At the request of Voice of America, Nataliya Okhotnikova, a researcher at the ZMINA Human Rights Center, explained that the idea of ​​creating a separate mechanism for the release of civilian hostages remains a debatable topic. On the one hand, she says, current norms of international law do not regulate this issue. On the other hand, she points out, it is not so easy to get the new mechanism to work.

“As much as you want, you can oblige Russia to do or not do something, but in the absence of real levers of influence – and I am talking now exclusively about the legal mechanisms of responsibility of both the state and its individual helmsmen – any mechanism will not work,” she said in a written response to VOA.

Thus, says Okhotnikova, the new potential mechanism should take into account not only the principles of international law, but the mechanisms of forcing Russia to comply with them.

“And this is already the position of international organizations, how exactly to construct this mechanism,” the researcher notes.

According to Oleksandra Matviichuk, winner of the 2022 Nobel Prize, head of the Center for Civil Liberties, “according to the 4th Geneva Convention, the Russians could not arbitrarily arrest civilians at all,” she wrote in a response to the Voice of America.

On November 12, 2019, Russian President Vladimir Putin signed a federal law on the withdrawal of ratification of the additional protocol to the Geneva Convention on the Protection of Victims of International Armed Conflicts. But Russia remains a party to the Geneva Conventions, which include four treaties and three additional protocols.

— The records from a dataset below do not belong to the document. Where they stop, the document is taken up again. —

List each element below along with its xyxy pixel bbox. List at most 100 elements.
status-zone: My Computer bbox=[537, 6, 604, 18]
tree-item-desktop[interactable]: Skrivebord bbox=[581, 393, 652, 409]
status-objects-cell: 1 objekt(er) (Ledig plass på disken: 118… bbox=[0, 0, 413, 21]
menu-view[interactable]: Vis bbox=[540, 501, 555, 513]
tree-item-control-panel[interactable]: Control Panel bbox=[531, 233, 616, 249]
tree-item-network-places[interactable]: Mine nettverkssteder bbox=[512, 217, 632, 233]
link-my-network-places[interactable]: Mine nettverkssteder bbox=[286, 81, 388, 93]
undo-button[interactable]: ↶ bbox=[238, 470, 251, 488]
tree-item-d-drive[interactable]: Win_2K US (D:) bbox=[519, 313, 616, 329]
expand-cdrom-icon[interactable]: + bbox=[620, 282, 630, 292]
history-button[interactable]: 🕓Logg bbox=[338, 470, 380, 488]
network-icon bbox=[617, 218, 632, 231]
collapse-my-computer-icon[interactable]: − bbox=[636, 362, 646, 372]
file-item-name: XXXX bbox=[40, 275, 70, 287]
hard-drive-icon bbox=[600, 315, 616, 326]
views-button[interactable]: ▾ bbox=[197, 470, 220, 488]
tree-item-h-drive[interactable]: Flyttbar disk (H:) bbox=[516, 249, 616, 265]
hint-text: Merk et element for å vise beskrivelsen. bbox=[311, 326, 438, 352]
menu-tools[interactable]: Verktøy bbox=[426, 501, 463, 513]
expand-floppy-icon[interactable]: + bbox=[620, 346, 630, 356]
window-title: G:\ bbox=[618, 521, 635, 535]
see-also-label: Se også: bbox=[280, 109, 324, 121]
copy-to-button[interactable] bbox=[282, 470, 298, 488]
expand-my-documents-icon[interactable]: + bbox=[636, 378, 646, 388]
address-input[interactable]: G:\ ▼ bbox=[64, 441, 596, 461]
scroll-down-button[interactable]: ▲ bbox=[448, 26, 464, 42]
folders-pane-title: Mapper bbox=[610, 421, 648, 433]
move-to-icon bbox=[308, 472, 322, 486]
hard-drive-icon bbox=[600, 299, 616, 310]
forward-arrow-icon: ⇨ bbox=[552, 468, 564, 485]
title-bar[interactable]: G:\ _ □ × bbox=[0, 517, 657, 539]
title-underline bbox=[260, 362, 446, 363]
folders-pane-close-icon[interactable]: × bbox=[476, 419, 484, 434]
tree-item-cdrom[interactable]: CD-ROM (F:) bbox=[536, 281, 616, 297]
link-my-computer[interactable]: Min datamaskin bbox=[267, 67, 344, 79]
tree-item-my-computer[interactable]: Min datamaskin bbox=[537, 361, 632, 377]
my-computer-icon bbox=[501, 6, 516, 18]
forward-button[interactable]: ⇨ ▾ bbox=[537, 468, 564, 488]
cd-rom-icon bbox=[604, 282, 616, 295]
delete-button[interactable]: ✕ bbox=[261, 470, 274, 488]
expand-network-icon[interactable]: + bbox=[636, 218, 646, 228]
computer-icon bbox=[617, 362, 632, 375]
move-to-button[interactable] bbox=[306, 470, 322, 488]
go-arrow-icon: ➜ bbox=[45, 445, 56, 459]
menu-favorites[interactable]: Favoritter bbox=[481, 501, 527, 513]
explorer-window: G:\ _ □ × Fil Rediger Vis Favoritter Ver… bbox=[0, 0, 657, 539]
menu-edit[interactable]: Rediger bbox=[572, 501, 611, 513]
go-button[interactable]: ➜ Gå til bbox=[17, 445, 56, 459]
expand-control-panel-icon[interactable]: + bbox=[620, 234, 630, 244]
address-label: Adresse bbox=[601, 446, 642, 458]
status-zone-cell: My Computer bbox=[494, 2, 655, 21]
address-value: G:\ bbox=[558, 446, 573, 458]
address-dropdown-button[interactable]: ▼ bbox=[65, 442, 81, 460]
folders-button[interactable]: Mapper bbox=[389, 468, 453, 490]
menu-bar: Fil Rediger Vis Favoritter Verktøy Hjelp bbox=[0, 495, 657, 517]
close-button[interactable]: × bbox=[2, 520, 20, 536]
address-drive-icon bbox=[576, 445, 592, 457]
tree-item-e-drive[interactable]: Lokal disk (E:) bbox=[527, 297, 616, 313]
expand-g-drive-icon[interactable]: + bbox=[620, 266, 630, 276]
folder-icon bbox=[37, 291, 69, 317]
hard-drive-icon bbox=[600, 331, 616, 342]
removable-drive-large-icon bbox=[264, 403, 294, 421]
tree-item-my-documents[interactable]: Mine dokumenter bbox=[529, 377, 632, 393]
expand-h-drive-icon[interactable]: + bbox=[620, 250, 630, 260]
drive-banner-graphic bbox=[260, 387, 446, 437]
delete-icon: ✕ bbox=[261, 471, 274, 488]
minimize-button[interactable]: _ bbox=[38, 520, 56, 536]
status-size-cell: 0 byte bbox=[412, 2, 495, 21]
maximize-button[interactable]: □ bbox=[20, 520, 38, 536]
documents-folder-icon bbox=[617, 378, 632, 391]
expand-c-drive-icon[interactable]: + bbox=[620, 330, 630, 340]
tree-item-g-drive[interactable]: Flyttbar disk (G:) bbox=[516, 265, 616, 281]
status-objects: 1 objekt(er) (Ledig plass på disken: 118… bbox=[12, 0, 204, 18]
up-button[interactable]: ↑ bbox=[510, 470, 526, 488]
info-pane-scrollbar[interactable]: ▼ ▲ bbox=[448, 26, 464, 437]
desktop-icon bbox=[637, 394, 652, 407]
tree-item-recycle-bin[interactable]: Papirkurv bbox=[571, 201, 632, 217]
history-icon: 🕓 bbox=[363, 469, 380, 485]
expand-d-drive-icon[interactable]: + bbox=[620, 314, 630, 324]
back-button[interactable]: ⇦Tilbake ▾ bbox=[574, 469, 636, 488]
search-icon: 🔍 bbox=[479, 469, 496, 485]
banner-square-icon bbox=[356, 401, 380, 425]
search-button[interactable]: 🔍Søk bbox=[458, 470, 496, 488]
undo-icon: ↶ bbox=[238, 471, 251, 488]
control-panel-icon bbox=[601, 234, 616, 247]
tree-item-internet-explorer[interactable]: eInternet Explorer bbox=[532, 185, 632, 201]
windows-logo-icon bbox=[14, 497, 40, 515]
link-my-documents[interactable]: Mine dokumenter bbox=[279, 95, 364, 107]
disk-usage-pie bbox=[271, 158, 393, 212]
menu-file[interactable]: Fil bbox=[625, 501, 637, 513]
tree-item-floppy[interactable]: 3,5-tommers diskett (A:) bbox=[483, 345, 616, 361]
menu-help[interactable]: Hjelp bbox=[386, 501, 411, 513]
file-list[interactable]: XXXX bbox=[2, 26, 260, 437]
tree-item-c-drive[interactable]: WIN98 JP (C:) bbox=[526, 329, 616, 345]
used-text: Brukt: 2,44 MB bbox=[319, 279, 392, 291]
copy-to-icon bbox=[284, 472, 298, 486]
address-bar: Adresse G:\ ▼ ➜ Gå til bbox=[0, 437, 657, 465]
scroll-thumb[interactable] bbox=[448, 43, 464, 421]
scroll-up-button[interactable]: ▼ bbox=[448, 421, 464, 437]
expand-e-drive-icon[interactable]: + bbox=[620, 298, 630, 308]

Russian representatives claim that they are “liberating Ukraine” in their “special operation”, they blame Ukrainians for the death and suffering, or they deny evidence of war crimes. In particular, the President of the Russian Federation Putin called the evidence about the crimes in Buch “fake”.

The article uses information from “Suspilny”, UKRINFORM, Radio Liberty, NGO “Media Initiative for Human Rights”.